Claire had been in shock. She hadn't even known he was sick. No one had told her.

She knew what they thought—that she couldn't be bothered with her own family. That she didn't care. What she'd tried to explain so many times was that she was the one who had been sent away. They'd been allowed to stay here, where it was safe, where they were loved. But Nicole had never seen it that way. She'd always been so angry.

Claire rubbed her hands against the soft fabric on the couch. None of this was familiar. Wyatt had been right—she didn't belong here. Not that she was leaving. Nicole and Jesse were the only family she had left. They might have ignored her phone calls and letters over the years, but she was here now and she wasn't leaving until she somehow got through to them. Until they made peace.

Claire stood and went up the stairs. There were three bedrooms on the top floor. She paused by the master suite. Based on the color scheme and items scattered across the dresser, she would guess that Nicole slept there now. At the other end of the hall were the two remaining bedrooms and the bathroom they shared.

One looked like a typical guest room with a too-tidy bed and neutral colors, while the last was done in purple, with posters on the walls and a computer on a desk filling one corner.

Claire walked into that room and looked around. The space smelled of vanilla.

“What have you done?” she asked aloud. “Jesse, did you set me up? Is Nicole really ready to forgive me?”

She desperately wanted to believe her sister, but found herself doubting. Wyatt had been very convincing in his dislike of her.

The unfairness of it, a stranger judging her, made her chest hurt, but she ignored the sensation. Somehow she would get this all fixed.

She returned downstairs and walked toward the front door. On the way, she saw a narrow staircase leading to the basement. She knew what was down there.

Every cell in her body screamed at her not to do it—not to go look—yet she found herself walking toward the opening, then slowly, so slowly, moving down.

The stairs opened into a basement. But what should have been an open space was closed off with a wall and a single door. Nicole hadn't destroyed it, Claire thought, not sure what to make of that. Did it mean there was hope, or had the project simply been too much trouble?

Claire hesitated, her hand on the doorknob. Did she really want to go in?

When she and Nicole had been three, their parents had taken them to a friend's house. It was a place neither girl had been before. At first the visit had been unremarkable. A rainy Seattle day with two toddlers trapped inside a house full of adults.

One of the guests had tried to entertain the girls by playing the piano. Nicole had grown bored and wandered away, but Claire had sat on the hard bench, entranced by the keys and the sound they made. After lunch, she'd gone back on her own. She'd been too short to see the white and black keys, but she'd known they were there and she'd carefully reached above her head and started to play one of the songs.

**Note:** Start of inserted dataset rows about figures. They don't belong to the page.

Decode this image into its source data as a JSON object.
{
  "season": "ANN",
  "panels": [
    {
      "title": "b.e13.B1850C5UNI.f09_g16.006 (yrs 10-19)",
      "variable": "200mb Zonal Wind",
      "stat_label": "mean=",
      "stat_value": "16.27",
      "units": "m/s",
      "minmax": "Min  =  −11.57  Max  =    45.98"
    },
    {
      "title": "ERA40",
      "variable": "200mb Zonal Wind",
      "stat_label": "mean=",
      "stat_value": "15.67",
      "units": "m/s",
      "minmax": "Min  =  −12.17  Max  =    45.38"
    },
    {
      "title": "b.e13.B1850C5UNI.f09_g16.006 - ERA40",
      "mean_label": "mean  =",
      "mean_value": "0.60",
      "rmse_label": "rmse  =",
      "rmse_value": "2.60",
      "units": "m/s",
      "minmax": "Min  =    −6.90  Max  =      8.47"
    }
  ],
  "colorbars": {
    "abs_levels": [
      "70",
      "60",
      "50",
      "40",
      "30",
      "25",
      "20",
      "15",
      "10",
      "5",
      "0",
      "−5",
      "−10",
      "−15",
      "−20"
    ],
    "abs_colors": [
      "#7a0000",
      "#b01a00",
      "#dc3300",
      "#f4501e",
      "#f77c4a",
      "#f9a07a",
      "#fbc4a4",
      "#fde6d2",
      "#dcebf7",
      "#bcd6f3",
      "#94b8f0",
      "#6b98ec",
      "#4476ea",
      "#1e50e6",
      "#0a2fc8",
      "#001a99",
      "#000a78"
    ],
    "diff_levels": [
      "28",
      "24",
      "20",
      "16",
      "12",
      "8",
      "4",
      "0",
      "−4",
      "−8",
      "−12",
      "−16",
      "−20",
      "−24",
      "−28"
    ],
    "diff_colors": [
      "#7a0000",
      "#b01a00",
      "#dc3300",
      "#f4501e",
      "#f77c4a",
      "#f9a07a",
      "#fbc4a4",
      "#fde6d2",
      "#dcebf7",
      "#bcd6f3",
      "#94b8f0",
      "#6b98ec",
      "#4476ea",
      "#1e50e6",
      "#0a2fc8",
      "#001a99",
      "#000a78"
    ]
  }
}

Despite how young she'd been, Claire remembered everything about that afternoon. How her mother had come looking for her and stared at her for the longest time. How she'd been put on her mother's lap in front of the piano, where she could make the pretty music more easily.

She had never been able to explain how she knew which key produced which sound, how the music had seemed to begin inside of her, bubbling up until it spilled out. It was just one of those things, a quirk of an, until then, unremarkable gene pool.